Member-only story
Why is the second Principal Component orthogonal (perpendicular) to the first one?

Because the second Principal Component should capture the highest variance from what is left after the first Principal Component explains the data as much as it can. (The first principal component captures the most data variability.)
But why does the orthogonal direction capture the most variation?
If two directions are not orthogonal, they are linearly dependent on each other, which means that one direction can be expressed as a linear combination of the other direction. If two directions are orthogonal (linearly independent), they do not capture any unique variance in the data beyond what the first direction has already caught.
The direction that captures the highest variation in the data is the first principal component (PC1). When finding the second principal component (PC2), the algorithm looks for the direction that captures the most variance but is orthogonal (perpendicular) to PC1.
This is because the goal of PCA is to capture as much variation as possible with as few principal components as possible. By looking for orthogonal directions, each subsequent PC captures additional unique variation in the data.
Additionally, orthogonality between the principal components makes it easier to understand the results because it means that each principal component captures a distinct and non-overlapping source of variation in the data. Because the principal components are orthogonal to each other, we can better understand how the variables are related to each other and find the underlying patterns in the data.
Here is the Python code that makes the above visualization.
# Before running PCA, it is important to first normalize X
X_norm, mu, sigma = featureNormalize(X)
# Run PCA
U, S, V = pca(X_norm)
plt.figure(figsize=(7,5))
plot = plt.scatter(X[:,0], X[:,1], s=30, facecolors='none', edgecolors='b')
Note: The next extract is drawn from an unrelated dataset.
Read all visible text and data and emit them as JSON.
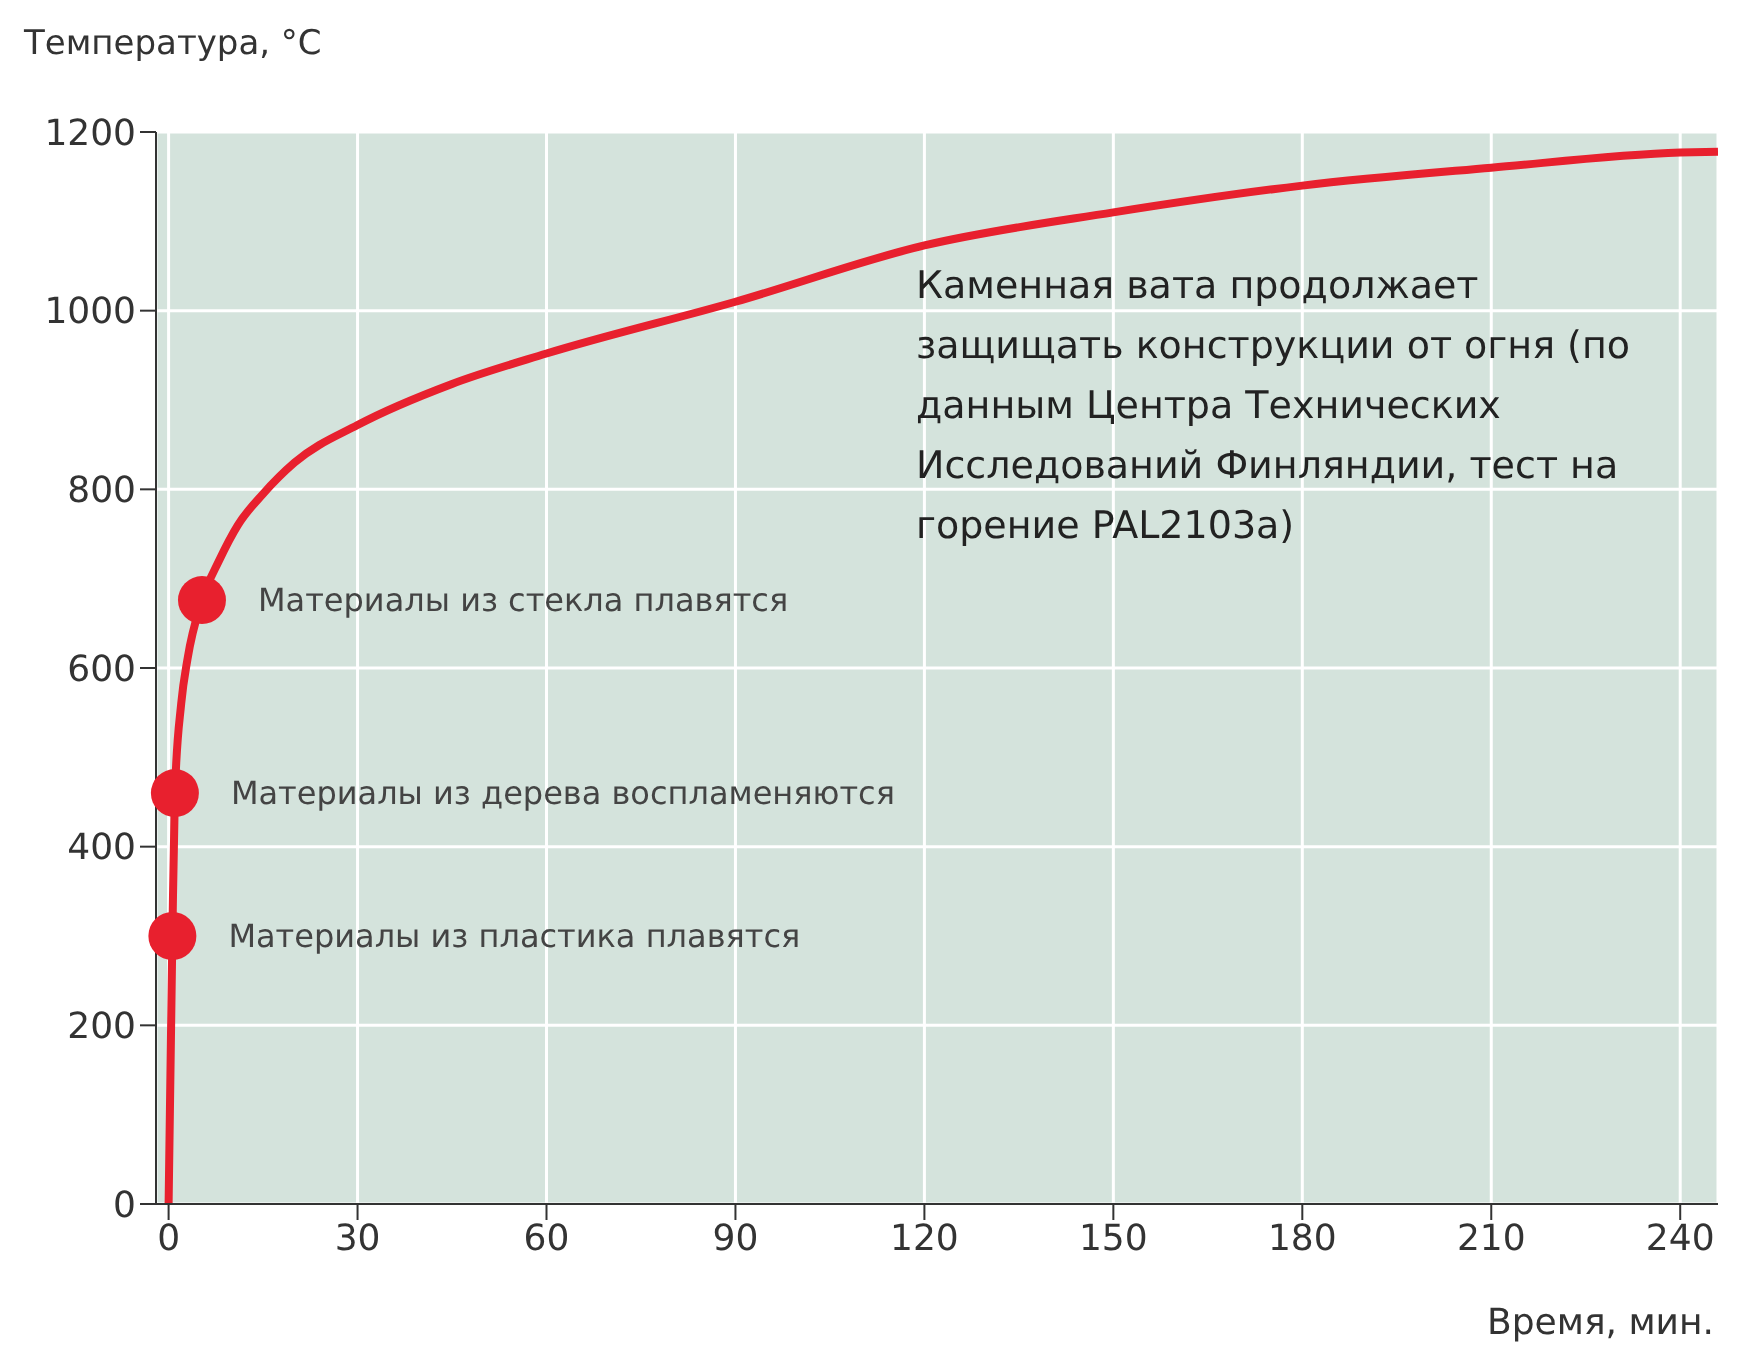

plt.title("PCA - Eigenvectors Shown",fontsize=20)
plt.xlabel('x1',fontsize=16)
plt.ylabel('x2',fontsize=16)
plt.grid(True)
plt.plot([mu[0], mu[0] + 1.5*S[0]*U[0,0]],
[mu[1], mu[1] + 1.5*S[0]*U[0,1]],
color='red',linewidth=3,
label='First Principal Component')
plt.plot([mu[0], mu[0] + 1.5*S[1]*U[1,0]],
[mu[1], mu[1] + 1.5*S[1]*U[1,1]],
color='green',linewidth=3,
label='Second Principal Component')
leg = plt.legend(loc=4)
plt.show(block=False)